The <pads-blam> element isn’t especially useful for creating a melodic part like a bassline. Instead, I want something that controls the pitch of each sample’s playback. The <notes-blam> element does just that.
<notes-blam choke out="bus" notes="A1 A1 A1 C2 D2 D#2 E2 G1 A2">
<bank-blam>
<sample-blam src="{{site.basedir}}/static/sounds/bass/01.mp3" root="A1"></sample-blam>
<sample-blam src="{{site.basedir}}/static/sounds/bass/02.mp3" root="C#2"></sample-blam>
<sample-blam src="{{site.basedir}}/static/sounds/bass/03.mp3" root="E2"></sample-blam>
<sample-blam src="{{site.basedir}}/static/sounds/bass/04.mp3" root="A2"></sample-blam>
</bank-blam>
</notes-blam>
Each <sample-blam> element has a root property. This signifies the natural pitch/tuning of the sample itself. Without this, <notes-blam> cannot calculate pitch changes accurately.

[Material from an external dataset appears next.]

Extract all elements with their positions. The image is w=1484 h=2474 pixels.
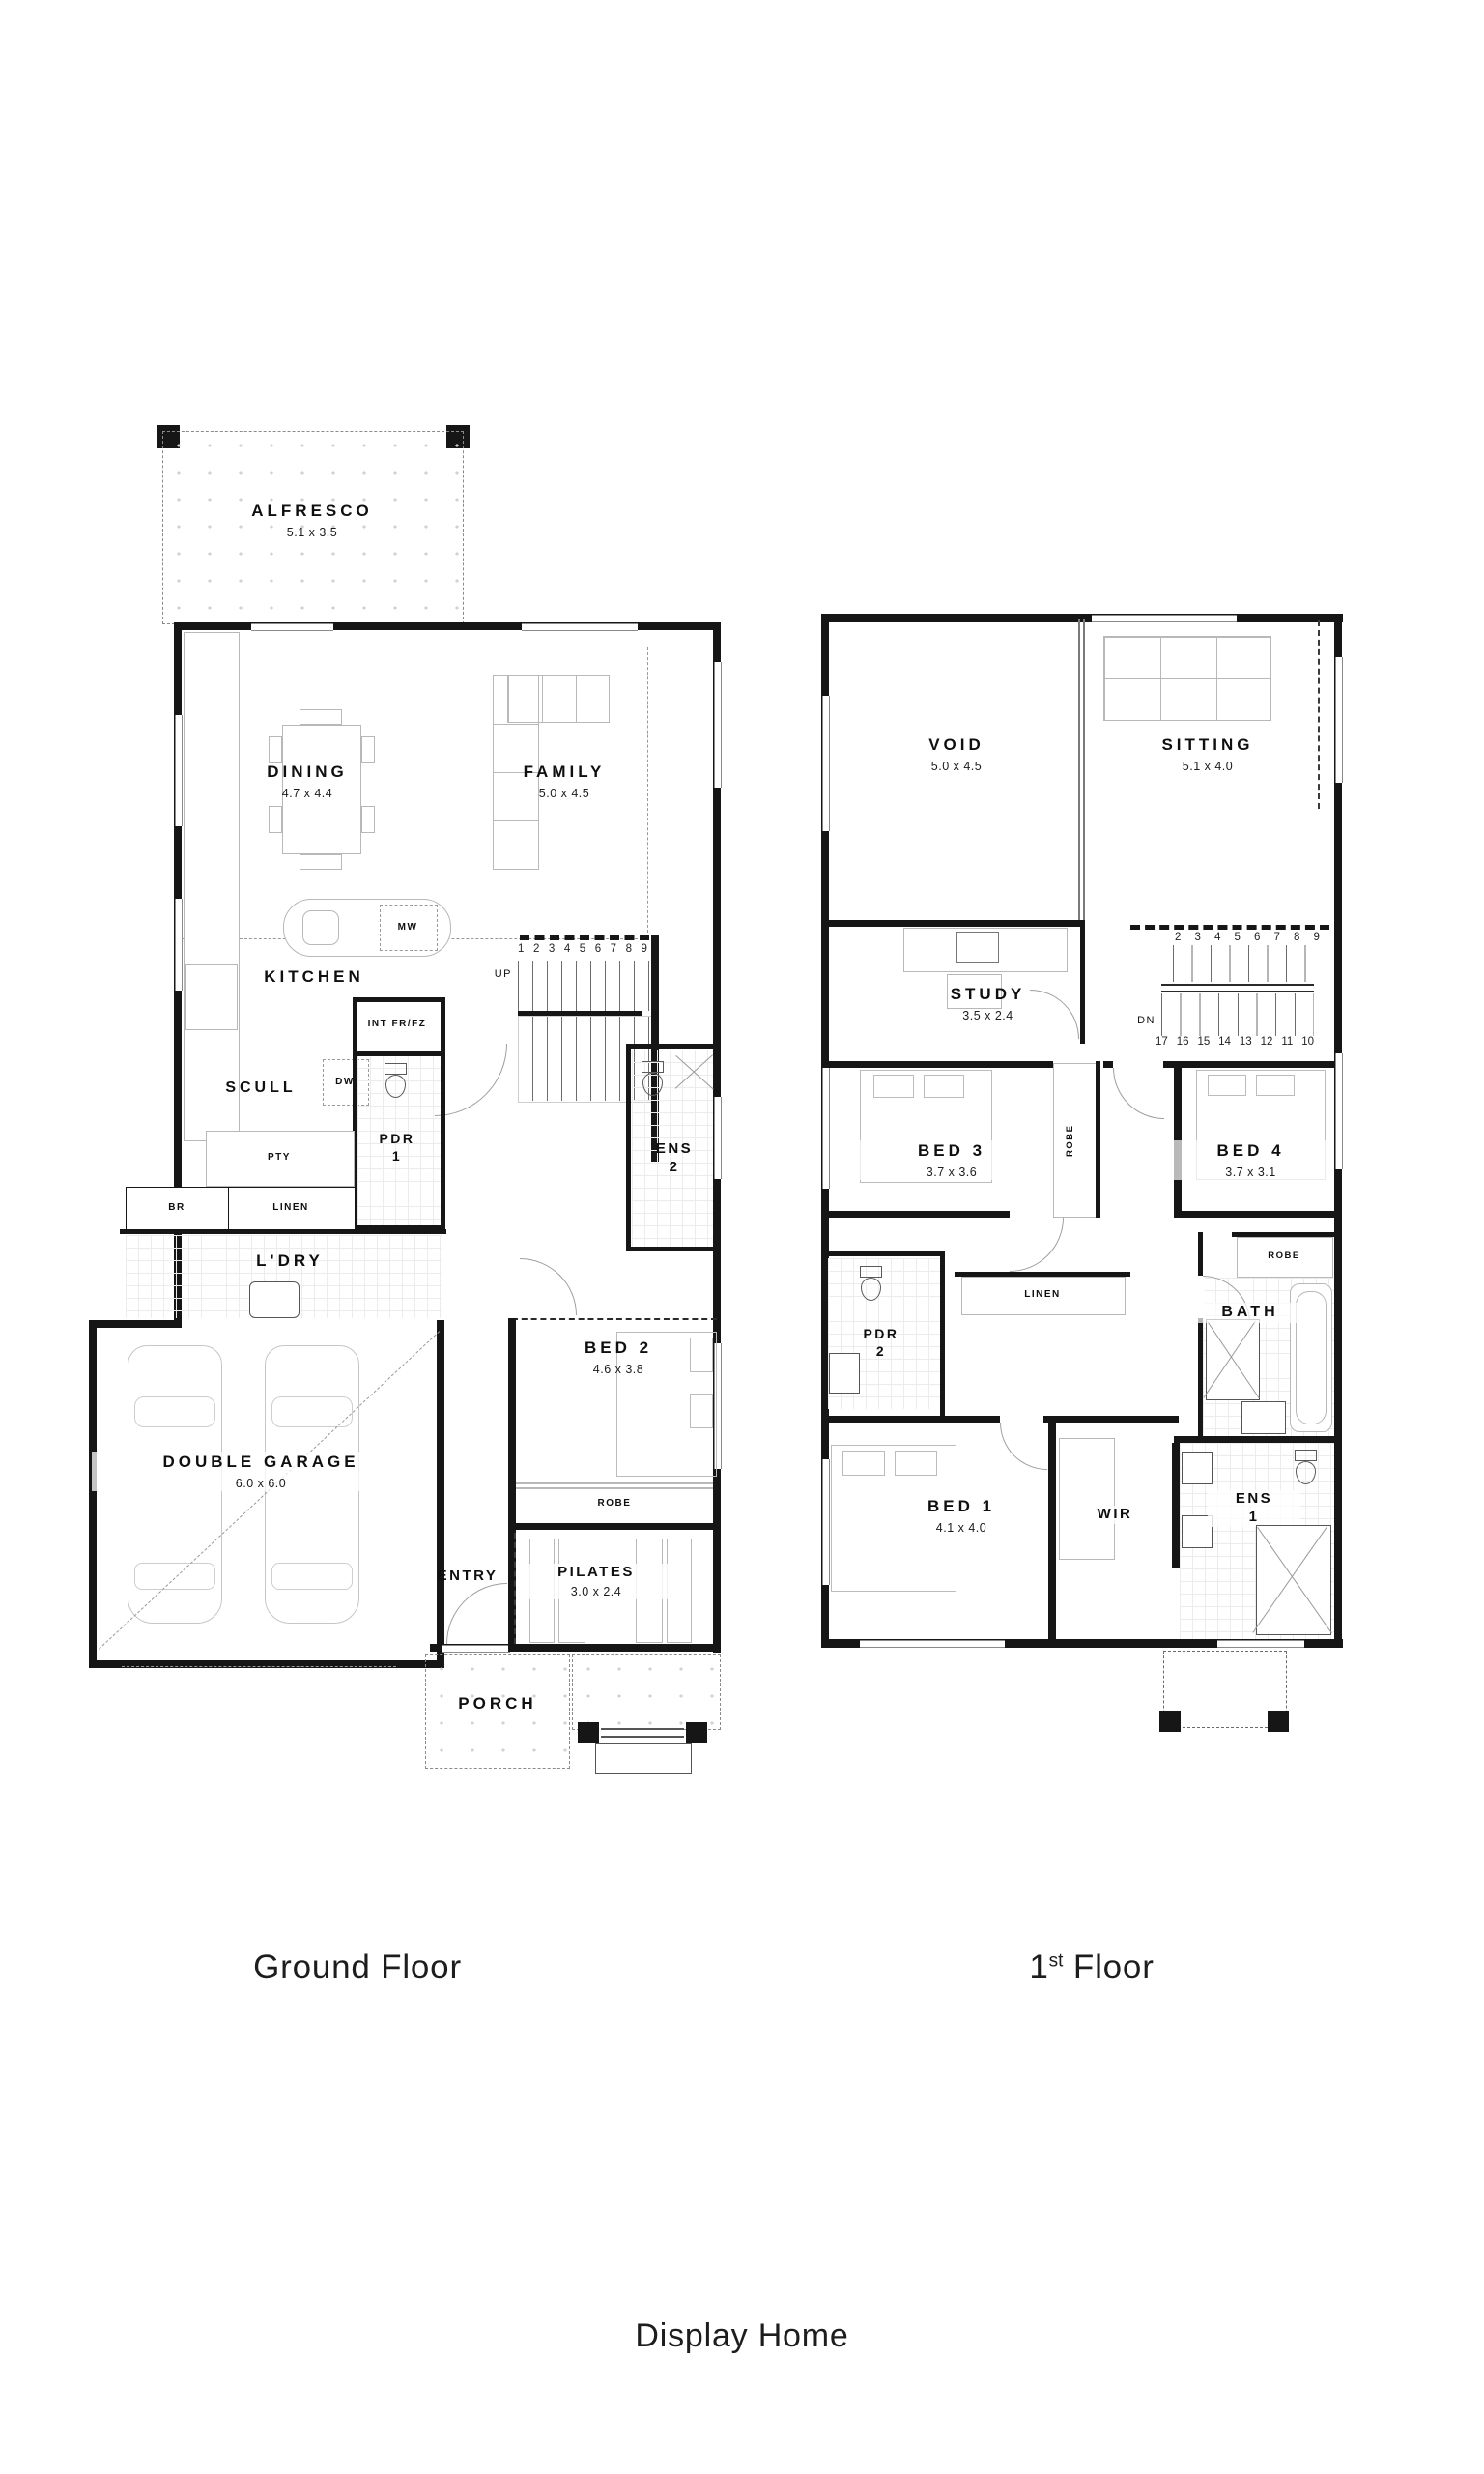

<sample-blam src="{{site.basedir}}/static/sounds/bass/01.mp3" root="A1"></sample-blam>
I’ve supplied samples representing different notes only for tonal variety: the timbre of notes changes depending where they are played on the fretboard. Because <notes-blam> alters pitch and randomizes sample selection for each note played, even two of the same note played in succession will sound different. Just as they would when played live on a bass guitar.
The notes prop defines a set of allowed notes, which will be chosen at random. I’ve chosen some notes from the minor pentatonic scale, with an added tritone (D#2) for extra evil.
notes="A1 A1 A1 C2 D2 D#2 E2 G1 A2"
I’ve included three A1 notes in this array. Is this a copy/paste error? No. Since A1 is the root note, a human bass player would (re)visit it frequently. By biasing the notes array, the generative bassline becomes more realistic.